The more likely channel for superannuation funds to enter agriculture is through investment in infrastructure to support rural and regional communities and to equip the industry with roads, rail lines and other physical assets to support export growth. Public Private Partnerships can provide a strong model for infrastructure development whereby a cogent plan backed by Government, local communities and business can deliver value to users and a return to investors.
Overseas capital, on the other hand, provides an immediate and direct investment in the sector that supports a vibrant supply chain and improves production efficiencies to keep Australia competitive in a highly distorted global marketplace for agricultural commodities.
The substantial increase in interest from China, as evidenced by the rise in forecast spending for the coming financial year reported by FIRB, is reflective of a heightened interest in Australian agriculture and recognition of its many global competitive advantages. Our agriculture industry also has greatly enhanced relevance to China following the finalisation of the China-Australia Free Trade Agreement (ChAFTA) which came into force in December 2015.
Already, Australian exports to China account for nearly six per cent of our Gross Domestic Product (GDP) and is worth $100 billion annually. Of this, farm exports were $9 billion in 2014-15 and have doubled in five years.
ChAFTA has, and will continue to, deepen and broaden the Australia-China relationship and it should be no surprise there has been ensuing broader interest in our agricultural assets given the Chinese now, more than ever before, understand our capability to produce the best food and fibre in the world. As further FTAs are secured, you would expect new interest from other nations will follow.
However, what the NFF most certainly does not advocate is the unbridled and wholesale sell off of our farmland.
Revelations that the Agricultural Land Register will not be made fully public, but aggregated data would be made intermittently available, came as a major disappointment to industry. Whilst we understand there are commercial sensitivities that need to be respected, it is also important as much information as possible is available to provide baseline data for debate and well-informed decision making.
Furthermore, Government must uncompromisingly ensure foreign investors adhere to Australian law, especially tax and competition law, and comply with existing and new production and/or transaction levies.
Would it be nice to think all Australian farmland could be retained domestically and that Australia, independent of overseas investment, could capture the burgeoning opportunities for growth and prosperity to build a robust agriculture sector?

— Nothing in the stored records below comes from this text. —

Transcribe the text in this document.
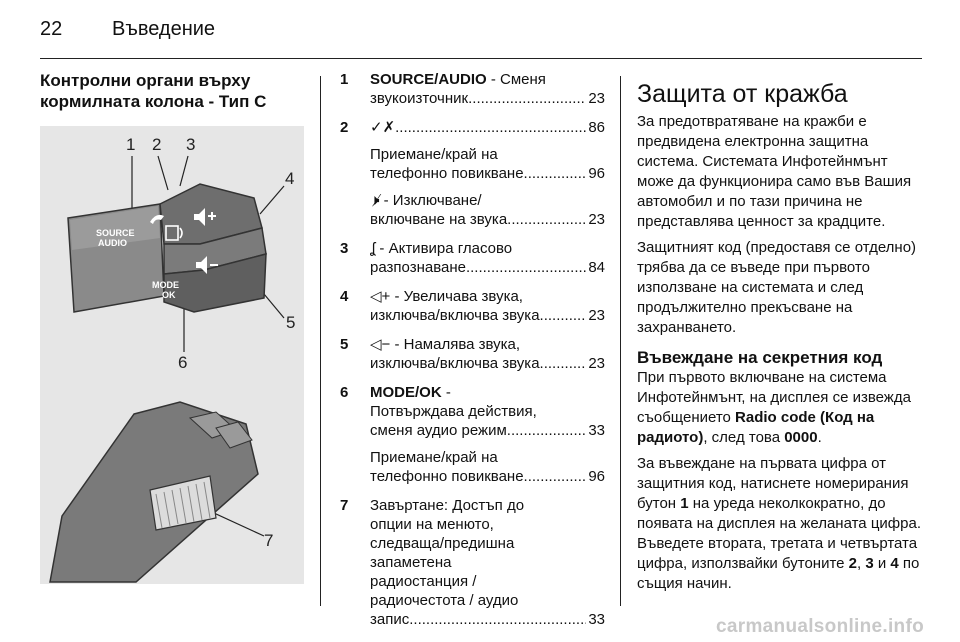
22 Въведение
Контролни органи върху кормилната колона - Тип C
SOURCE
AUDIO
MODE
OK
1 2 3
4
5
6
7
1 SOURCE/AUDIO - Сменя
звукоизточник .....	23
2 ✓✗ .....	86
Приемане/край на
телефонно повикване .....	96
🕨̸ - Изключване/
включване на звука .....	23
3 ʆ - Активира гласово
разпознаване .....	84
4 ◁+ - Увеличава звука,
изключва/включва звука .....	23
5 ◁− - Намалява звука,
изключва/включва звука .....	23
6 MODE/OK -
Потвърждава действия,
сменя аудио режим .....	33
Приемане/край на
телефонно повикване .....	96
7 Завъртане: Достъп до
опции на менюто,
следваща/предишна
запаметена
радиостанция /
радиочестота / аудио
запис .....	33
Защита от кражба

За предотвратяване на кражби е предвидена електронна защитна система. Системата Инфотейнмънт може да функционира само във Вашия автомобил и по тази причина не представлява ценност за крадците.

Защитният код (предоставя се отделно) трябва да се въведе при първото използване на системата и след продължително прекъсване на захранването.

Въвеждане на секретния код

При първото включване на система Инфотейнмънт, на дисплея се извежда съобщението Radio code (Код на радиото), след това 0000.

За въвеждане на първата цифра от защитния код, натиснете номерирания бутон 1 на уреда неколкократно, до появата на дисплея на желаната цифра. Въведете втората, третата и четвъртата цифра, използвайки бутоните 2, 3 и 4 по същия начин.

carmanualsonline.info
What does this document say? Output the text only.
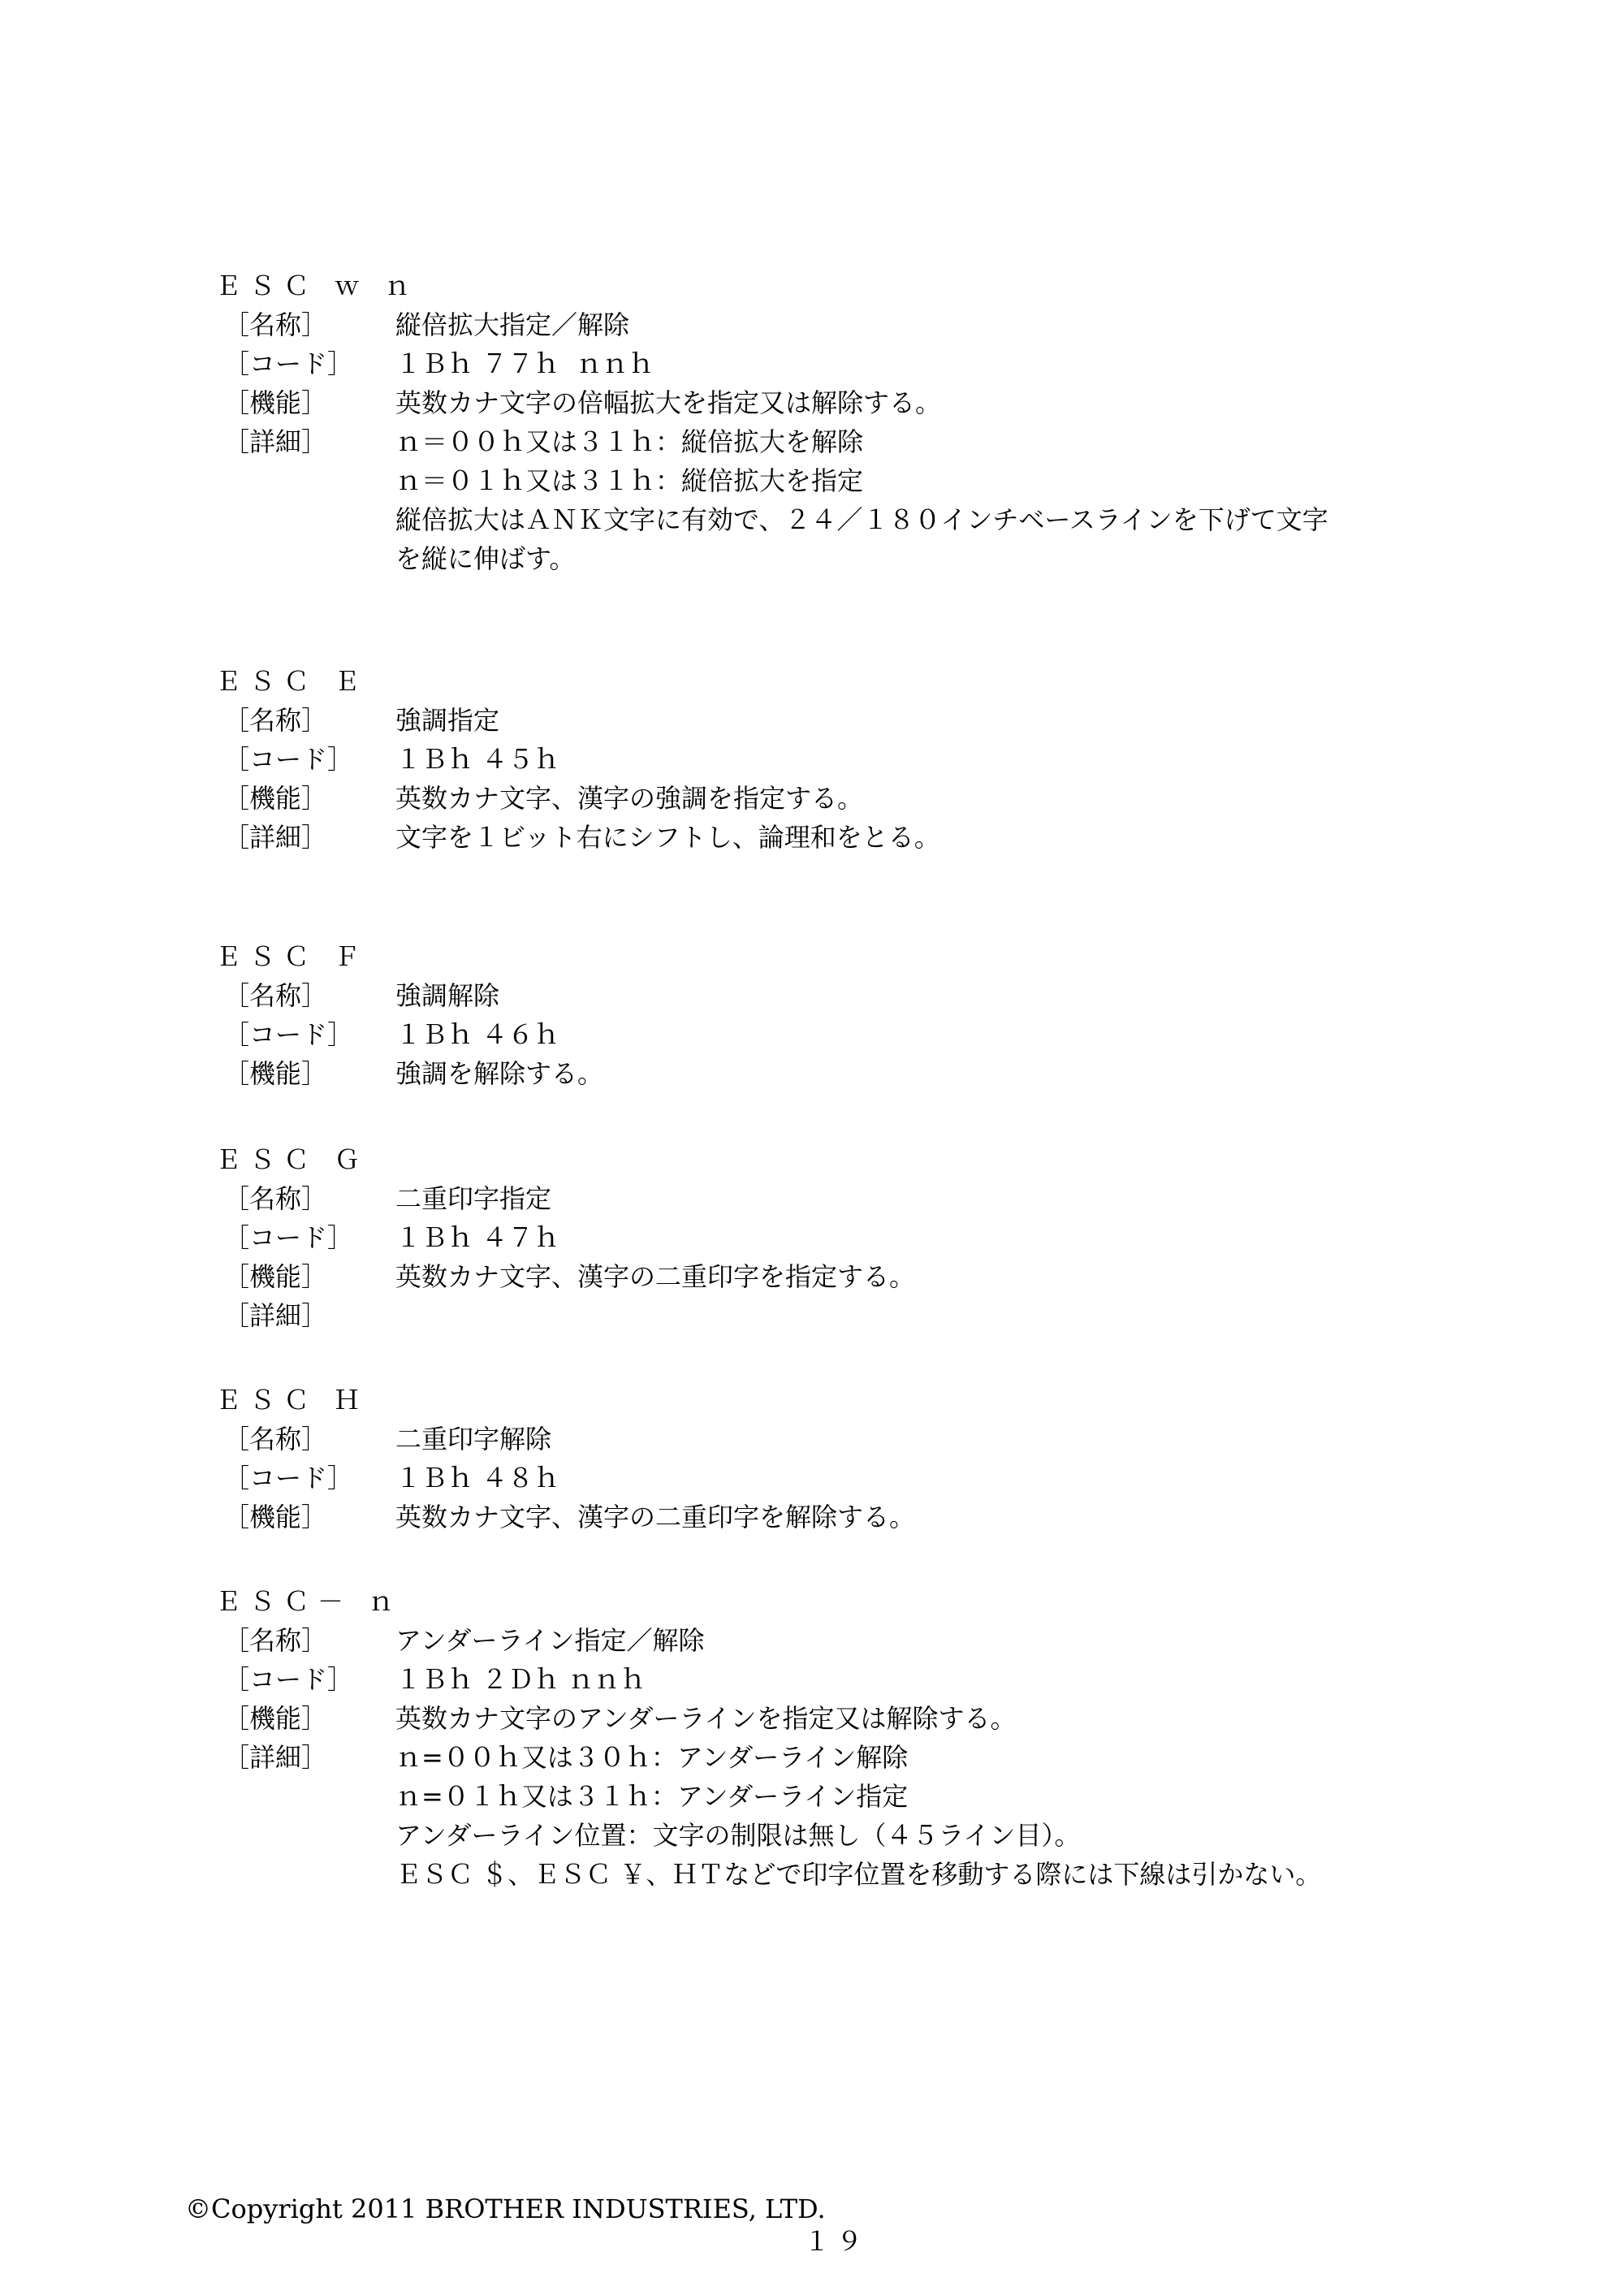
ＥＳＣ ｗ ｎ

［名称］

	縦倍拡大指定／解除

［コード］

	１Ｂｈ ７７ｈ  ｎｎｈ

［機能］

	英数カナ文字の倍幅拡大を指定又は解除する。

［詳細］

	ｎ＝００ｈ又は３１ｈ：縦倍拡大を解除

ｎ＝０１ｈ又は３１ｈ：縦倍拡大を指定
縦倍拡大はＡＮＫ文字に有効で、２４／１８０インチベースラインを下げて文字
を縦に伸ばす。
ＥＳＣ Ｅ

［名称］

	強調指定

［コード］

	１Ｂｈ ４５ｈ

［機能］

	英数カナ文字、漢字の強調を指定する。

［詳細］

	文字を１ビット右にシフトし、論理和をとる。

ＥＳＣ Ｆ

［名称］

	強調解除

［コード］

	１Ｂｈ ４６ｈ

［機能］

	強調を解除する。

ＥＳＣ Ｇ

［名称］

	二重印字指定

［コード］

	１Ｂｈ ４７ｈ

［機能］

	英数カナ文字、漢字の二重印字を指定する。

［詳細］

ＥＳＣ Ｈ

［名称］

	二重印字解除

［コード］

	１Ｂｈ ４８ｈ

［機能］

	英数カナ文字、漢字の二重印字を解除する。

ＥＳＣ－ ｎ

［名称］

	アンダーライン指定／解除

［コード］

	１Ｂｈ ２Ｄｈ ｎｎｈ

［機能］

	英数カナ文字のアンダーラインを指定又は解除する。

［詳細］

	ｎ=００ｈ又は３０ｈ：アンダーライン解除

ｎ=０１ｈ又は３１ｈ：アンダーライン指定
アンダーライン位置：文字の制限は無し（４５ライン目）。
ＥＳＣ ＄、ＥＳＣ ￥、ＨＴなどで印字位置を移動する際には下線は引かない。
©Copyright 2011 BROTHER INDUSTRIES, LTD.
１９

Of course it would. Is this realistic? Absolutely not.
Australian agriculture should not be afraid to use foreign capital to build capacity, to innovate and to help rural communities flourish. Increased funds equate to increased industry resilience and the opportunity to best position the sector ahead of its global competitors in the long term.
Provided there is vigorous legislation in place to ensure foreign companies are responsible corporate citizens who bring value to the national economy, foreign investment should be seized as fuel to further stoke the Australian agriculture fire.